Gradually the yellows gave way to more blues. Green Alkanet, which despite its name has bright blue flowers grew in a big patch by the side of the village church and along the lanes and through the woods the Bluebells made their presence felt. You always seem to get a few precocious ones that start flowering in early April but the main flush is towards the end of the month. There were also several places where Periwinkle was established, sometimes in gardens, sometimes as escapes but their blue to purple colour also added to the general blueness. Even the Violets did their bit although occasionally one could see a white variety.
Hard on the heels of the Bluebells were the Ramsons and white now seemed to be in the ascendancy. The Wood Anemones had provided a little taste of the whiteness to come and combined well with the Bluebells but in Mid Spring there was Cow Parsley in the lanes and Ramsons in the woods There was also a lot of White Dead Nettle and Hedge Bedstraw to be seen to contribute to the whiteness.
Some plants, such as the Ramsons have a very short flowering period. Others such as Herb Robert, one of the Pinks, seem to go on for ever and is still flowering now as I write this in August . Another pink that puts in an appearance at the same time as the Cow Parsley is the Red Campion combining well with the Cow Parsley. I suspect many casual observers do not see the sequence of changes especially with the white umbellifers in the Hedgerows. Cow Parsley appears first followed by Ground Elder and then Hogweed which has a longer season and overlaps several of the others. Hogweed can err on the side of pink and is more robust than the other umbellifers. Later some Common Vallerian may be seen and by mid summer there can be quite a show from the more delicate Hedge Parsley. In the woods there may be Pignuts, quite delicate but another white umbellifer and in the fields there is Wild Carrot.

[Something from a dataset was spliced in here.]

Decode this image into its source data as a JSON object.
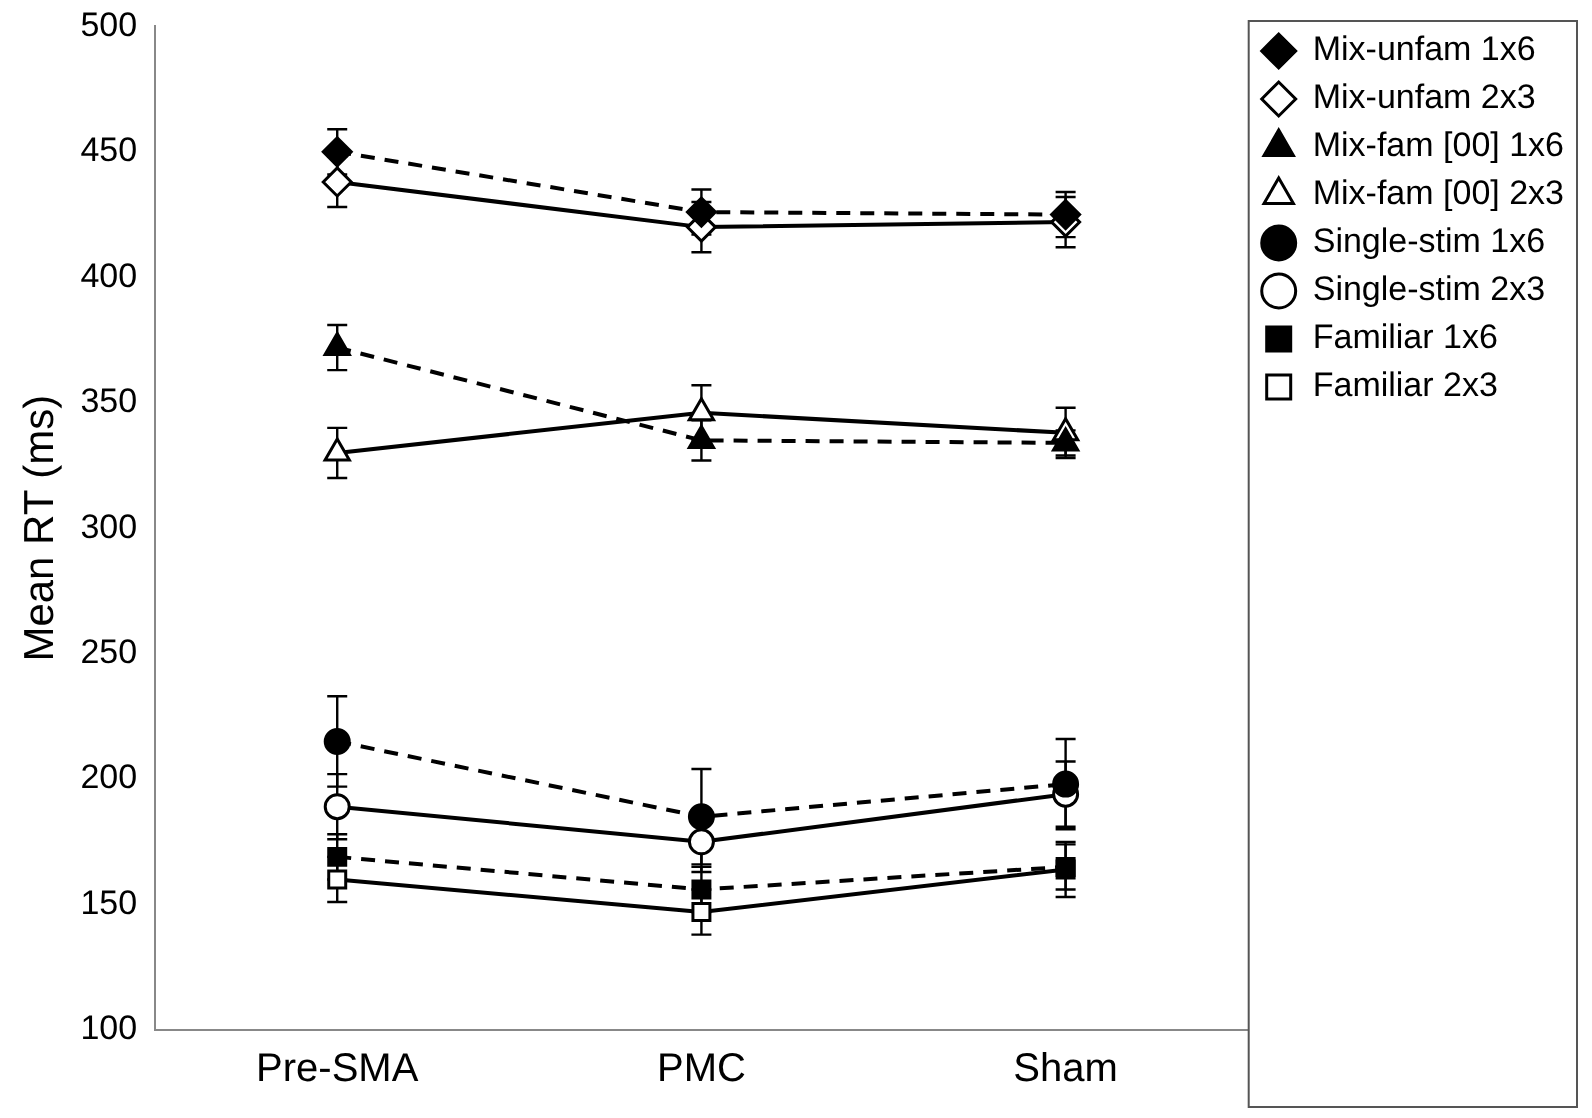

Once lockdown was lifted we were allowed to travel and so we have done, but not that much. We still walk four times a week and three of those walks are from the house with only one involving driving to somewhere local. We did have a trip over to Stroud to photograph a rare orchid, a Narrow leaved Helleborine, but we are mostly maintaining the local nature of our walks. After all in years to come I expect Covid will be a memory but climate change will still be with us. I have managed to carry out my publisher’s instructions and I think I have improved my photographs. I have certainly discovered quite a few species that I never knew grew so close to home. I expect there are still more out there waiting to be discovered… maybe during the next lockdown!
A Purple Emperor was seen on Wednesday 22nd July in the copse south of the car-park at Guiting Woods. It was seen again on the track across the road through the main woodland on Thursday 23rd.